Inexplicablemente, sin ofrecer ningún fundamento a la ciudadanía –como suele ser su costumbre–, el ministro de Relaciones Exteriores, Eladio Loizaga, decidió hace algunos días brindar el voto del Paraguay al candidato del Uruguay para la Secretaría General de la Organización de los Estados Americanos (OEA), el canciller Luis Almagro.
Entre otras cosas, la decisión fue precipitada. En primer lugar, porque la elección del sucesor de José Miguel Insulza recién tendrá lugar a mediados del próximo año. En segundo término, porque todavía podrían surgir nuevas candidaturas para ocupar la titularidad del organismo hemisférico, y lo prudente hubiera sido esperar a tener un panorama más definido para tomar una decisión tan relevante.
Pero, además, Almagro no merecía el apoyo del Paraguay.

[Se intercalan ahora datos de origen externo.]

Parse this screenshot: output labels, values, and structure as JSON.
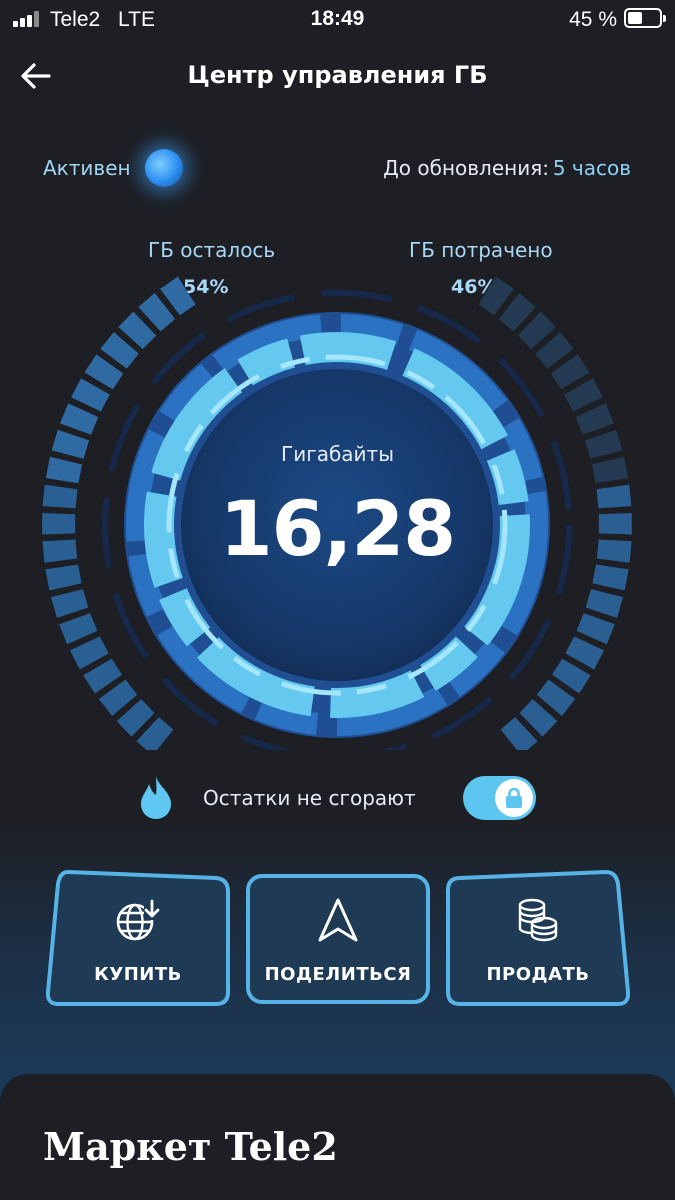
{
  "status_bar": {
    "carrier": "Tele2",
    "network": "LTE",
    "time": "18:49",
    "battery_percent": "45 %",
    "battery_level": 0.45
  },
  "header": {
    "title": "Центр управления ГБ",
    "back_icon": "arrow-left-icon"
  },
  "status": {
    "active_label": "Активен",
    "update_label": "До обновления:",
    "update_value": "5 часов"
  },
  "gauge": {
    "left_heading": "ГБ осталось",
    "left_percent": "54%",
    "right_heading": "ГБ потрачено",
    "right_percent": "46%",
    "caption": "Гигабайты",
    "value": "16,28"
  },
  "rollover": {
    "label": "Остатки не сгорают",
    "icon": "flame-icon",
    "toggle_on": true,
    "toggle_icon": "lock-icon"
  },
  "actions": [
    {
      "label": "КУПИТЬ",
      "icon": "globe-download-icon"
    },
    {
      "label": "ПОДЕЛИТЬСЯ",
      "icon": "navigation-arrow-icon"
    },
    {
      "label": "ПРОДАТЬ",
      "icon": "coins-stack-icon"
    }
  ],
  "market": {
    "title": "Маркет Tele2"
  },
  "colors": {
    "background": "#1d1f24",
    "accent": "#5cc5f0",
    "ring_light": "#6ed3f5",
    "ring_dark": "#1f5fa8",
    "label_blue": "#a7d8f5"
  }
}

Desde luego, carece de la trayectoria y la experiencia diplomática necesarias para liderar el organismo internacional de política multilateral más antiguo del mundo. Solo fue una vez embajador en su vida y luego, abruptamente, desembarcó en la Cancillería como ministro de José Pepe Mujica.
Tradicionalmente, la OEA ha sido encabezada por personalidades de mayor relevancia. En el pasado reciente, por un ex presidente colombiano, César Gaviria, y por un ex canciller de Chile, de muy reconocida participación en la vida política del país trasandino. Anteriormente fue ministro del Interior, vicecanciller y –durante la presidencia de Salvador Allende– director de la Academia Diplomática.
Sin embargo, si hay algo por lo cual el señor Almagro no merece el respaldo nacional es por el hecho de haber sido uno de los personajes que propiciaron la suspensión del Paraguay del Mercosur, a mediados de 2012. Salvando las distancias, es como si a Venancio Flores –el presidente uruguayo que participó en la Triple Alianza– luego se lo hubiera apoyado para ocupar una posición de importancia en el mundo.
Es, además, insólito que el señor Loizaga en ningún momento haya informado bajo qué condiciones o retribuyendo a qué otros apoyos del Uruguay se le libró este cheque en blanco a su canciller. ¿Se entregó, una vez más, todo a cambio de nada?
Algo no muy extraño, me dirá el amable del lector, proviniendo de quien actualmente dirige los rumbos de la Cancillería. Es verdad. Un nuevo paso en falso por parte de alguien que suele encaminarse por senderos inciertos, imprevisibles y, generalmente, improvisados.